Surface characterization and corrosion behavior of calcium phosphate (Ca-P) base composite layer on Mg and its alloys using plasma electrolytic oxidation (PEO): A review

Magnesium has been known as an appropriate biological material on account of its good biocompatibility and biodegradability properties in addition to advantageous mechanical properties. Mg and its alloys are of poor corrosion resistance. Its high corrosion rate leads to its quick decomposition in the corrosive ambiance and as a result weakening its mechanical properties and before it is repaired, it will vanish. The corrosion and degradation rate must be controlled in the body to advance the usage of Mg and its alloys as implants. Different techniques have been utilized to boost biological properties. Plasma electrolytic oxidation (PEO) can provide porous and biocompatible coatings for implants among various techniques. Biodegradable implants are generally supposed to show enough corrosion resistance and mechanical integrity in the body environment. Much research has been carried out in order to produce PEO coatings containing calcium phosphate compounds.

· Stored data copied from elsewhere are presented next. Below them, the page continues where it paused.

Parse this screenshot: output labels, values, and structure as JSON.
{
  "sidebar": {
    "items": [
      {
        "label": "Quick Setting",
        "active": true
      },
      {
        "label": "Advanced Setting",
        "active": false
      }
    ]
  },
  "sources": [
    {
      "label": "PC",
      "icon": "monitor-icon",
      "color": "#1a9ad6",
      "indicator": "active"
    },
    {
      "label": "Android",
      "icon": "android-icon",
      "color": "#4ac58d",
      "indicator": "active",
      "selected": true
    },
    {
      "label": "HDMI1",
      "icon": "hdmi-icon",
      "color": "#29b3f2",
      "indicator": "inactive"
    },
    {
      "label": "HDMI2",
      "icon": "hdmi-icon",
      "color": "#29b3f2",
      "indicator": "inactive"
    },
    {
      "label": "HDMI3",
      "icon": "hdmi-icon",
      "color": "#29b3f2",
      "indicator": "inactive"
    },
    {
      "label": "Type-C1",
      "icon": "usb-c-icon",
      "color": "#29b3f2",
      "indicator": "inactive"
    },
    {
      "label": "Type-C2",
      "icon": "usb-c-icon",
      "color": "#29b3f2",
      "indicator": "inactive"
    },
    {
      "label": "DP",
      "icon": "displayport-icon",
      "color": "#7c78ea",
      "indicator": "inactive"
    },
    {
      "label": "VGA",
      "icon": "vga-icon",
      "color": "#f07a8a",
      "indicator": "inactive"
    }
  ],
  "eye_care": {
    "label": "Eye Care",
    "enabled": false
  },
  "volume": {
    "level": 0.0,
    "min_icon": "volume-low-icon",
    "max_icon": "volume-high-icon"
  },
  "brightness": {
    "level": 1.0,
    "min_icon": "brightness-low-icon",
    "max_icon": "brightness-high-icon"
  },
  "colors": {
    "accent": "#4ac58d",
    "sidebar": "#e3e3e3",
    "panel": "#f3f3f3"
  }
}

Calcium phosphates are really similar to bone mineral composition and present great biocompatibility. The present study deals with the usage of calcium phosphates as biocompatible coatings applied on Mg and its alloys to study the properties and control the corrosion rate. (C) 2020 Published by Elsevier B.V. on behalf of Chongqing University.

Automated summary

The study highlights the good biocompatibility and mechanical properties of magnesium and its alloys, but emphasizes the need for controlling the corrosion rate in the body. Plasma electrolytic oxidation coatings can provide porous and biocompatible coatings, while calcium phosphate compounds show promise in improving biological properties.